商品パッケージに表示されている文章などは、この検査・研究から導き出された結果を元に記載しています。
機能があるという表現の他に、化学レビューにより証明されている場合は報告と表現されることもあります。生産・製造・品質の管理も一般食品と同じく健康被害を防ぐことの重要な要素です。加工食品の場合の製造施設・従業員の衛生管理体制、生鮮食品の場合の生産・採取・漁獲などの衛生管理体制、規格外製品が出てしまった時の出荷防止体制、さらに、機能性関与成分の分析方法などです。
そして、健康被害が実際に起こってしまった時の情報収集体制も整えられています。
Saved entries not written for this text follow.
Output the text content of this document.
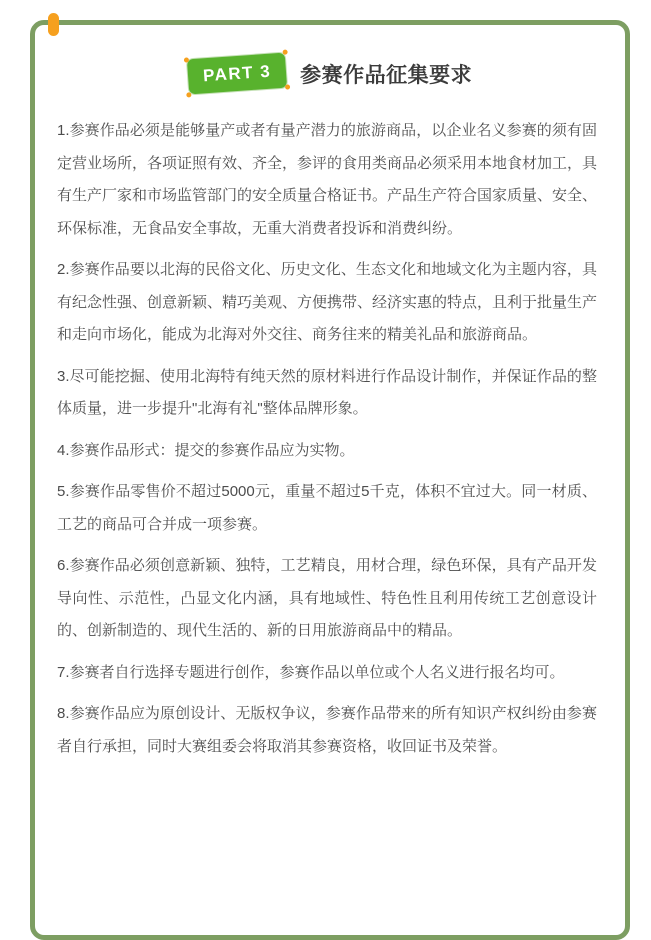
PART 3	参赛作品征集要求

1.参赛作品必须是能够量产或者有量产潜力的旅游商品，以企业名义参赛的须有固定营业场所，各项证照有效、齐全，参评的食用类商品必须采用本地食材加工，具有生产厂家和市场监管部门的安全质量合格证书。产品生产符合国家质量、安全、环保标准，无食品安全事故，无重大消费者投诉和消费纠纷。

2.参赛作品要以北海的民俗文化、历史文化、生态文化和地域文化为主题内容，具有纪念性强、创意新颖、精巧美观、方便携带、经济实惠的特点，且利于批量生产和走向市场化，能成为北海对外交往、商务往来的精美礼品和旅游商品。

3.尽可能挖掘、使用北海特有纯天然的原材料进行作品设计制作，并保证作品的整体质量，进一步提升"北海有礼"整体品牌形象。

4.参赛作品形式：提交的参赛作品应为实物。

5.参赛作品零售价不超过5000元，重量不超过5千克，体积不宜过大。同一材质、工艺的商品可合并成一项参赛。

6.参赛作品必须创意新颖、独特，工艺精良，用材合理，绿色环保，具有产品开发导向性、示范性，凸显文化内涵，具有地域性、特色性且利用传统工艺创意设计的、创新制造的、现代生活的、新的日用旅游商品中的精品。

7.参赛者自行选择专题进行创作，参赛作品以单位或个人名义进行报名均可。

8.参赛作品应为原创设计、无版权争议，参赛作品带来的所有知识产权纠纷由参赛者自行承担，同时大赛组委会将取消其参赛资格，收回证书及荣誉。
消費者、医療従事者などからの連絡を受けるための体制が整えられていて、パッケージに事業者の連絡先(電話番号)が必ず表示されています。
さらに事業者などから届出をされた健康被害に関する情報は消費者庁のウェブサイトから確認することができます。
機能性表示食品と安全につき合って行くために
最後になりますが、それではどのように機能性表示食品を取り入れて行けば良いのでしょうか。まず基本になるのはバランスの取れた食生活を送ることです。糖質・タンパク質・脂質・ビタミン・ミネラル・食物繊維などを必要量取り、季節ごとに異なる水分補給にも気を配ることは大切です。
その他言うまでもないことですが、適度な運動や充分な睡眠も重要です。その上で、今回の記事でも取り上げた機能性表示食品の効果・効能、安全性などを考慮し、自分自身に最適な商品を見つけてゆく必要があるでしょう。
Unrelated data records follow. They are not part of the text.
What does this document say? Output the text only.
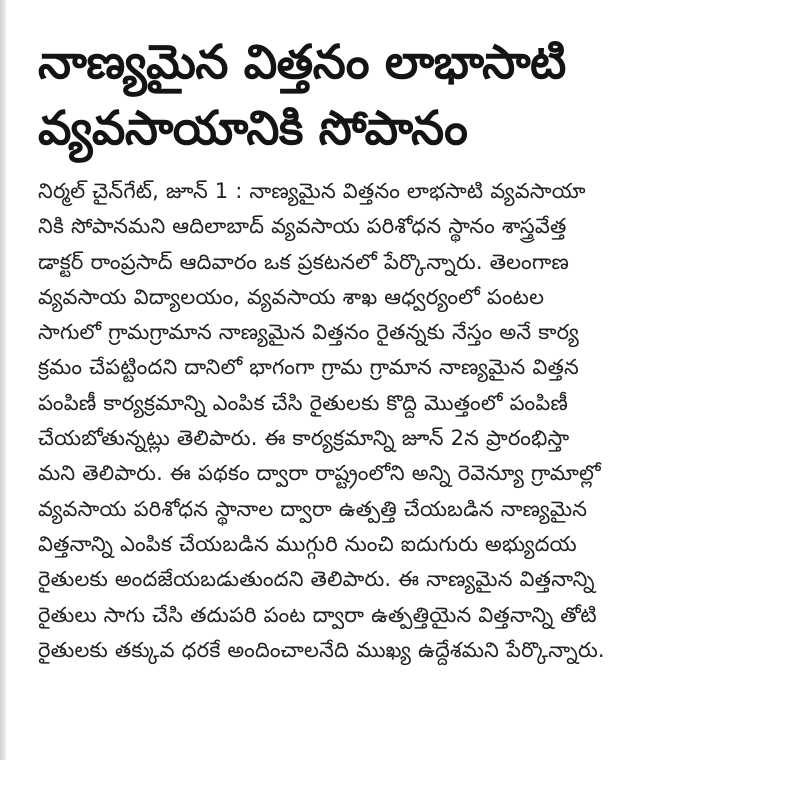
నాణ్యమైన విత్తనం లాభాసాటి
వ్యవసాయానికి సోపానం
నిర్మల్ చైన్‌గేట్, జూన్ 1 : నాణ్యమైన విత్తనం లాభసాటి వ్యవసాయా
నికి సోపానమని ఆదిలాబాద్ వ్యవసాయ పరిశోధన స్థానం శాస్త్రవేత్త
డాక్టర్ రాంప్రసాద్ ఆదివారం ఒక ప్రకటనలో పేర్కొన్నారు. తెలంగాణ
వ్యవసాయ విద్యాలయం, వ్యవసాయ శాఖ ఆధ్వర్యంలో పంటల
సాగులో గ్రామగ్రామాన నాణ్యమైన విత్తనం రైతన్నకు నేస్తం అనే కార్య
క్రమం చేపట్టిందని దానిలో భాగంగా గ్రామ గ్రామాన నాణ్యమైన విత్తన
పంపిణీ కార్యక్రమాన్ని ఎంపిక చేసి రైతులకు కొద్ది మొత్తంలో పంపిణీ
చేయబోతున్నట్లు తెలిపారు. ఈ కార్యక్రమాన్ని జూన్ 2న ప్రారంభిస్తా
మని తెలిపారు. ఈ పథకం ద్వారా రాష్ట్రంలోని అన్ని రెవెన్యూ గ్రామాల్లో
వ్యవసాయ పరిశోధన స్థానాల ద్వారా ఉత్పత్తి చేయబడిన నాణ్యమైన
విత్తనాన్ని ఎంపిక చేయబడిన ముగ్గురి నుంచి ఐదుగురు అభ్యుదయ
రైతులకు అందజేయబడుతుందని తెలిపారు. ఈ నాణ్యమైన విత్తనాన్ని
రైతులు సాగు చేసి తదుపరి పంట ద్వారా ఉత్పత్తియైన విత్తనాన్ని తోటి
రైతులకు తక్కువ ధరకే అందించాలనేది ముఖ్య ఉద్దేశమని పేర్కొన్నారు.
もちろん通常使用している医薬品との関わりにも注意を払うことが大事です。加えて、万が一摂取した食品などから副作用などの健康被害が発生した場合は、消費者庁のウェブサイトなどにある情報を元にして、最善の対策が取れるように備えておきたいものです。
最後に
現在はさまざまな健康にプラスになるとされている商品が発売されています。効果の高いものもあれば、効果が高過ぎるゆえに副作用が心配されるものあります。反対に値段の割りに効果が少ないと思わされるものあるでしょう。
安全性と機能性を兼ね備えた優良な商品が増えることを願ってこれからも機能性表示食品に注目してゆきたいですね。